The H7N9 has seen mutations that allow the virus to spread from birds to humans more easily than avian H5N1 flu, which has infected 784 people in 16 countries and killed 429 of them since it appeared in 2003.

While Guan’s team reported no further significant mutations in H7N9, the threat from H7N9 is unlikely to go away any time soon. The researchers point out that the frequency at which the virus is mutating increases the risk that the virus will acquire a dangerous mutation — potentially, one that could make it spread easier among humans.

The H7N9 bird flu virus emerged in humans in March 2013 and has since then infected at least 571 people in China, Taipei, Hong Kong, Malaysia and Canada, killing 212 of them, according to February data from the World Health Organization (WHO).

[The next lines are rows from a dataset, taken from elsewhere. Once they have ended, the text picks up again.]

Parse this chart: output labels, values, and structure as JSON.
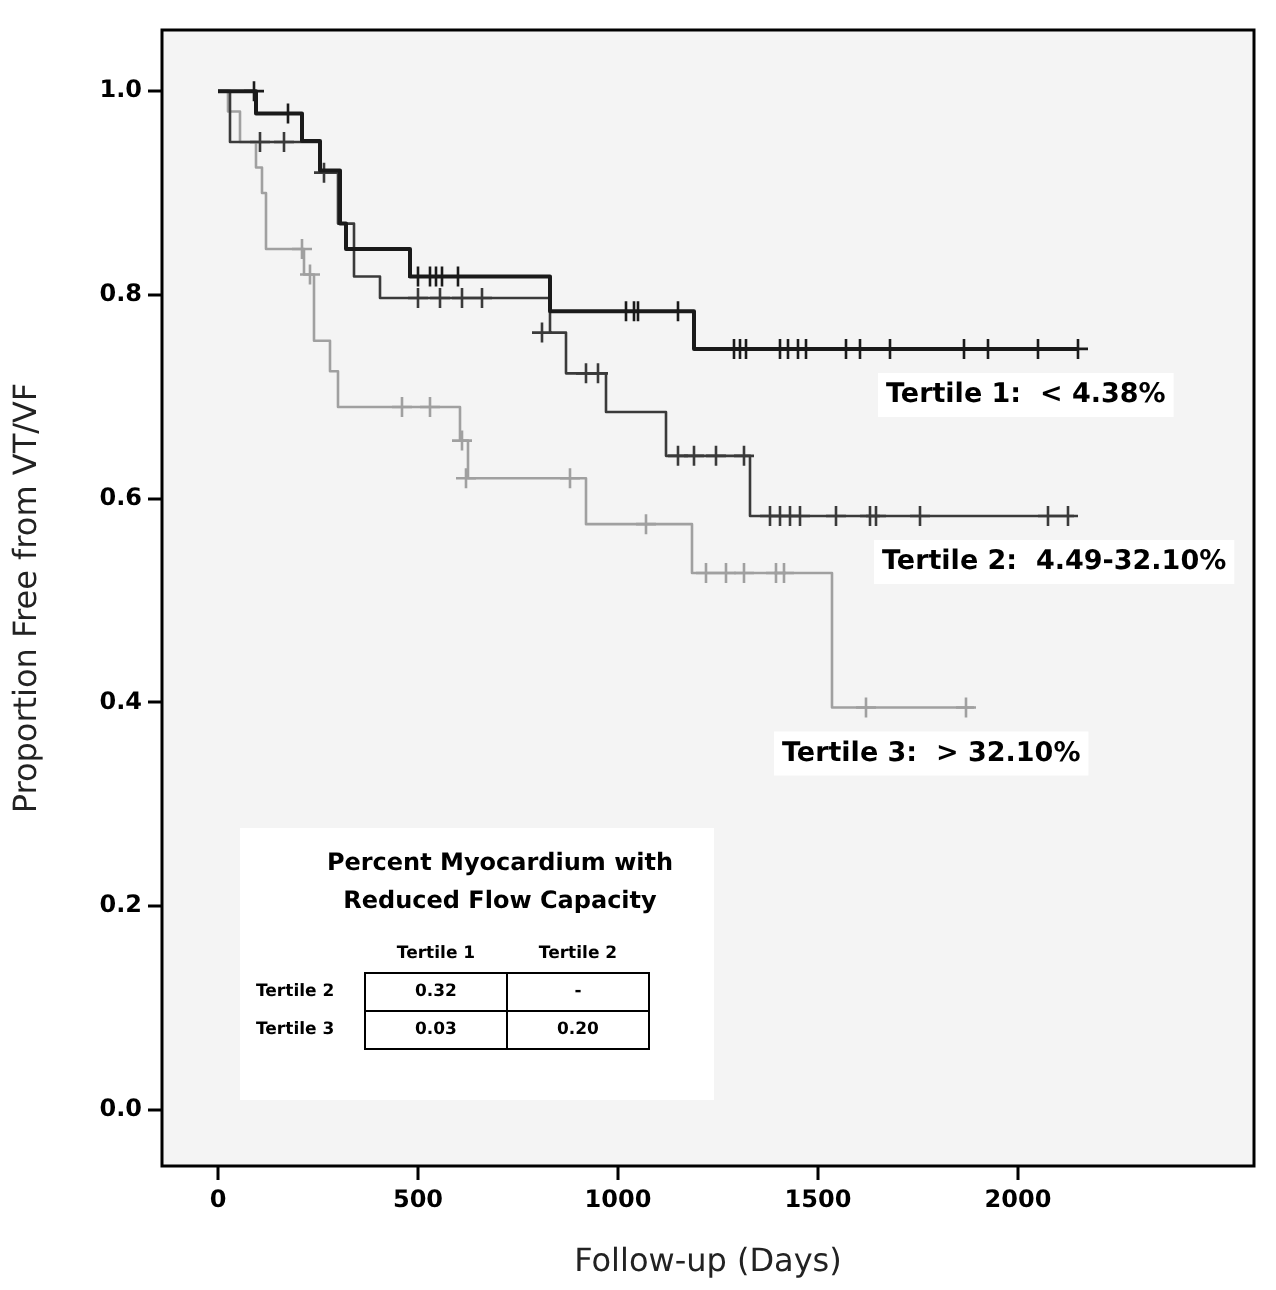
{
  "chart_data": {
    "type": "step",
    "xlabel": "Follow-up (Days)",
    "ylabel": "Proportion Free from VT/VF",
    "xlim": [
      -140,
      2590
    ],
    "ylim": [
      -0.055,
      1.06
    ],
    "xticks": [
      0,
      500,
      1000,
      1500,
      2000
    ],
    "yticks": [
      {
        "value": 0,
        "label": "0.0"
      },
      {
        "value": 0.2,
        "label": "0.2"
      },
      {
        "value": 0.4,
        "label": "0.4"
      },
      {
        "value": 0.6,
        "label": "0.6"
      },
      {
        "value": 0.8,
        "label": "0.8"
      },
      {
        "value": 1,
        "label": "1.0"
      }
    ],
    "grid": false,
    "legend": false,
    "series": [
      {
        "name": "Tertile 1:  < 4.38%",
        "color": "#1a1a1a",
        "x": [
          0,
          95,
          210,
          255,
          305,
          320,
          480,
          830,
          1190,
          2150
        ],
        "values": [
          1.0,
          0.978,
          0.951,
          0.922,
          0.87,
          0.845,
          0.818,
          0.784,
          0.747,
          0.747
        ]
      },
      {
        "name": "Tertile 2:  4.49-32.10%",
        "color": "#3a3a3a",
        "x": [
          0,
          30,
          255,
          300,
          340,
          405,
          830,
          870,
          970,
          1120,
          1330,
          2140
        ],
        "values": [
          1.0,
          0.95,
          0.92,
          0.87,
          0.818,
          0.797,
          0.763,
          0.723,
          0.685,
          0.642,
          0.583,
          0.583
        ]
      },
      {
        "name": "Tertile 3:  > 32.10%",
        "color": "#a0a0a0",
        "x": [
          0,
          25,
          55,
          95,
          110,
          120,
          215,
          240,
          280,
          300,
          605,
          625,
          920,
          1185,
          1535,
          1890
        ],
        "values": [
          1.0,
          0.98,
          0.95,
          0.925,
          0.9,
          0.845,
          0.82,
          0.755,
          0.725,
          0.69,
          0.657,
          0.62,
          0.575,
          0.527,
          0.395,
          0.395
        ]
      },
      {
        "type": "scatter",
        "marker": "cross",
        "color": "#1a1a1a",
        "x": [
          90,
          175,
          500,
          530,
          545,
          560,
          600,
          1020,
          1040,
          1050,
          1150,
          1290,
          1305,
          1320,
          1405,
          1425,
          1450,
          1470,
          1570,
          1605,
          1680,
          1865,
          1925,
          2050,
          2150
        ],
        "values": [
          1.0,
          0.978,
          0.818,
          0.818,
          0.818,
          0.818,
          0.818,
          0.784,
          0.784,
          0.784,
          0.784,
          0.747,
          0.747,
          0.747,
          0.747,
          0.747,
          0.747,
          0.747,
          0.747,
          0.747,
          0.747,
          0.747,
          0.747,
          0.747,
          0.747
        ]
      },
      {
        "type": "scatter",
        "marker": "cross",
        "color": "#3a3a3a",
        "x": [
          105,
          165,
          265,
          500,
          555,
          610,
          660,
          810,
          920,
          950,
          1150,
          1190,
          1245,
          1315,
          1380,
          1405,
          1430,
          1455,
          1545,
          1630,
          1645,
          1755,
          2075,
          2125
        ],
        "values": [
          0.95,
          0.95,
          0.92,
          0.797,
          0.797,
          0.797,
          0.797,
          0.763,
          0.723,
          0.723,
          0.642,
          0.642,
          0.642,
          0.642,
          0.583,
          0.583,
          0.583,
          0.583,
          0.583,
          0.583,
          0.583,
          0.583,
          0.583,
          0.583
        ]
      },
      {
        "type": "scatter",
        "marker": "cross",
        "color": "#a0a0a0",
        "x": [
          210,
          230,
          460,
          530,
          610,
          620,
          880,
          1070,
          1220,
          1270,
          1315,
          1395,
          1415,
          1620,
          1870
        ],
        "values": [
          0.845,
          0.82,
          0.69,
          0.69,
          0.657,
          0.62,
          0.62,
          0.575,
          0.527,
          0.527,
          0.527,
          0.527,
          0.527,
          0.395,
          0.395
        ]
      }
    ],
    "annotations": [
      "Percent Myocardium with Reduced Flow Capacity",
      "Tertile 1",
      "Tertile 2",
      "Tertile 2",
      "0.32",
      "-",
      "Tertile 3",
      "0.03",
      "0.20"
    ]
  }
}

After an initial flare up of human cases at the start of 2013, the H7N9 appeared to die down — aided in large part by Chinese authorities deciding to close live poultry markets and issue health warnings about direct contact with chickens.

But infections in people increased again last year and in early 2015, prompting researchers to try to understand more about how the virus re-emerged, how it might develop, and how it might threaten public health.

As chickens exhibit no outward signs of being infected by the H7N9 virus, it is difficult to monitor and control poultry populations in large nationalized farms.

While humans can pick the infections from birds, the real danger comes with the virus accomplishing human-to-human transmission.

The H7 influenza subtype is one of a few influenza subtypes — there are around 18 discovered so far in all — that are known to infect mammals, making it a likely candidate for human-to-human transmission, but at this point transmission between people has been reported in only limited cases.

The reinventing of influenza viruses by constantly recombining in various genetic exchanges of eight RNA segments has raised alarm, with the World Health Organization warning recently of possible pandemics worse than the swine flu outbreak of 2009.

The health agency is particularly concerned about avian influenza, noting that the diversity and geographical distribution of influenza viruses currently circulating in wild and domestic birds are unprecedented. Over the past two years, H5N1 has been joined by newly detected H5N2, H5N3, H5N6 and H5N8 strains, all of which are currently circulating in different parts of the world.